I arrived two hours before sunrise to secure a good positionfor the shot. Hundreds of people come to photograph this scene in the fall, and this morning was no different. I was hoping for a nice reflection in the lake, but instead the water level was low and the wind was blowing hard. I decided to minimize the lake in the scene and crop tighter on the peaks.
Just as the sun was illuminating the peaks a small cloud formed above the mountain. Perfect! This small cloud really balanced out the scene, and added interest in the sky. But as you can see from the image above, the cloud and sunlit peaks were overexposed in my first shot.
To solve this problem, I used a Galen Rowell Graduated ND 3 stop soft edge filter to tone down the highlights, which allowed the valley floor exposure to be more in line with the sunlit mountain tops. The gradual transition of dark to light of this filter worked well to reduce the highlights without showing the edge of the filter in the scene. I love the rich color and strong graphic qualities of the final image…the cloud really takes this image to the next level.
Just above the town of Ouray, Colorado is Red Mountain Pass. This pass has one of the wildest roads you can drive, and also has some of the best aspen groves in southwest Colorado. When I arrived there the aspen were at peak color. I decided to come back the next day and photograph at Crystal Lake. This lake is nicely framed by a valley with aspen on both sides, and Red Mountain is in the background.
When I arrived to photograph the lake, photographers were leaving the scene and heading back to town. The wind was blowing 20-30 knots, and the lake had whitecaps ripping across the water. I decided to make the most of the situation. Rather than wait for a reflection, I decided to embrace the wind and waves. Clouds were zipping past in the sky. I knew if I could slow my exposure down in the midday sun, I could get some dramatic results.
I placed my 10 Stop Mor-Slo ND filter on my lens, set my ISO to its lowest setting, and shot at F22. This resulted in a one-minute exposure. Now the lake water looked silky and mysterious, and cumulus clouds stretched across the scene. I liked these images, but wanted to stretch the clouds even further across the shot.

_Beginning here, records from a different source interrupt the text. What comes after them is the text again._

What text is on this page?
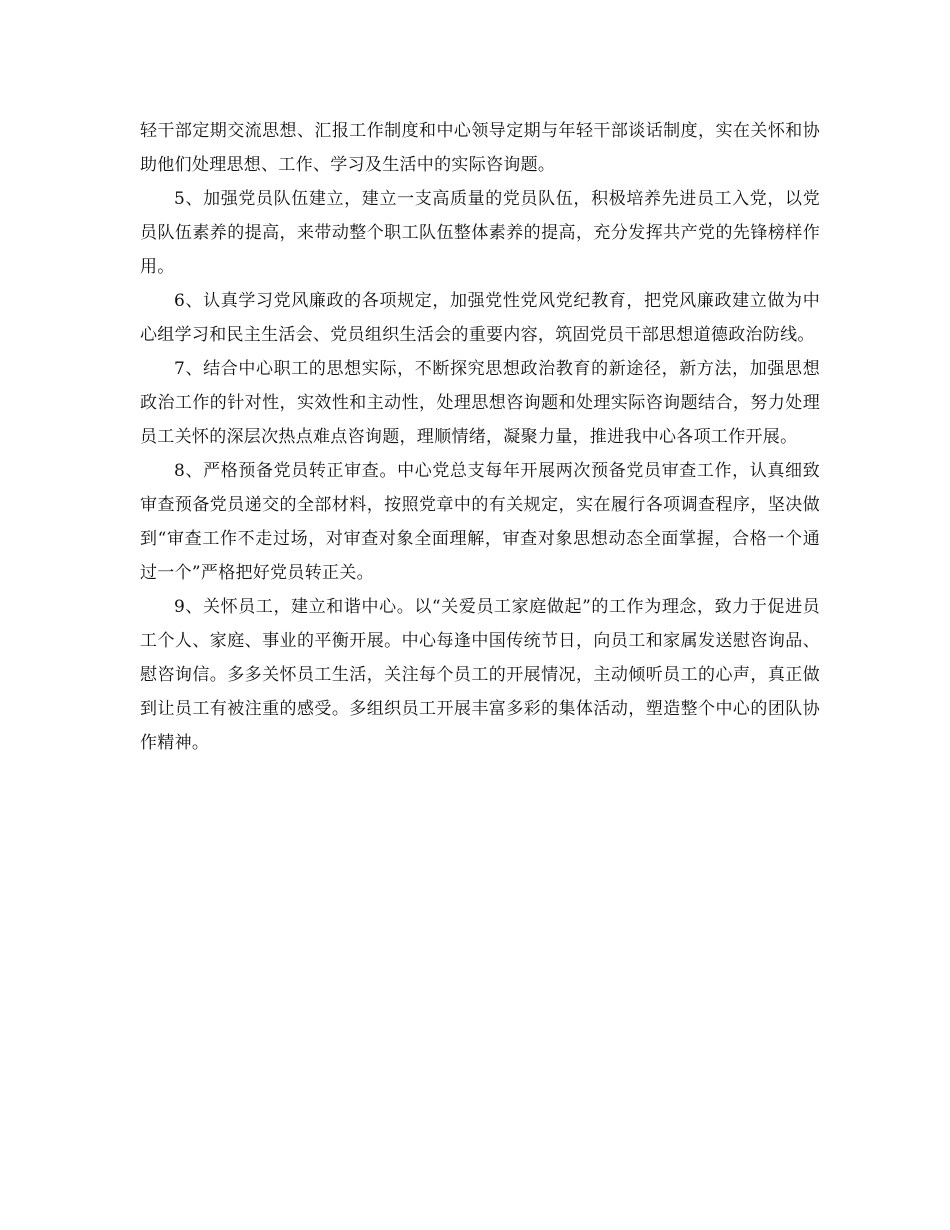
轻干部定期交流思想、汇报工作制度和中心领导定期与年轻干部谈话制度，实在关怀和协助他们处理思想、工作、学习及生活中的实际咨询题。

5、加强党员队伍建立，建立一支高质量的党员队伍，积极培养先进员工入党，以党员队伍素养的提高，来带动整个职工队伍整体素养的提高，充分发挥共产党的先锋榜样作用。

6、认真学习党风廉政的各项规定，加强党性党风党纪教育，把党风廉政建立做为中心组学习和民主生活会、党员组织生活会的重要内容，筑固党员干部思想道德政治防线。

7、结合中心职工的思想实际，不断探究思想政治教育的新途径，新方法，加强思想政治工作的针对性，实效性和主动性，处理思想咨询题和处理实际咨询题结合，努力处理员工关怀的深层次热点难点咨询题，理顺情绪，凝聚力量，推进我中心各项工作开展。

8、严格预备党员转正审查。中心党总支每年开展两次预备党员审查工作，认真细致审查预备党员递交的全部材料，按照党章中的有关规定，实在履行各项调查程序，坚决做到“审查工作不走过场，对审查对象全面理解，审查对象思想动态全面掌握，合格一个通过一个”严格把好党员转正关。

9、关怀员工，建立和谐中心。以“关爱员工家庭做起”的工作为理念，致力于促进员工个人、家庭、事业的平衡开展。中心每逢中国传统节日，向员工和家属发送慰咨询品、慰咨询信。多多关怀员工生活，关注每个员工的开展情况，主动倾听员工的心声，真正做到让员工有被注重的感受。多组织员工开展丰富多彩的集体活动，塑造整个中心的团队协作精神。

I decided to shoot a three-frame multiple exposure. Each shot would be one minute long using the 10 stop ND filter, and after firing off three frames in succession, the camera would merge the frames into the final shot. The image above is the result.
I’m still on the road photographing fall color in Colorado. The aspen has one more week before they are past peak. With my Nikon cameras and Singh-Ray filters, I’m going to have a busy week!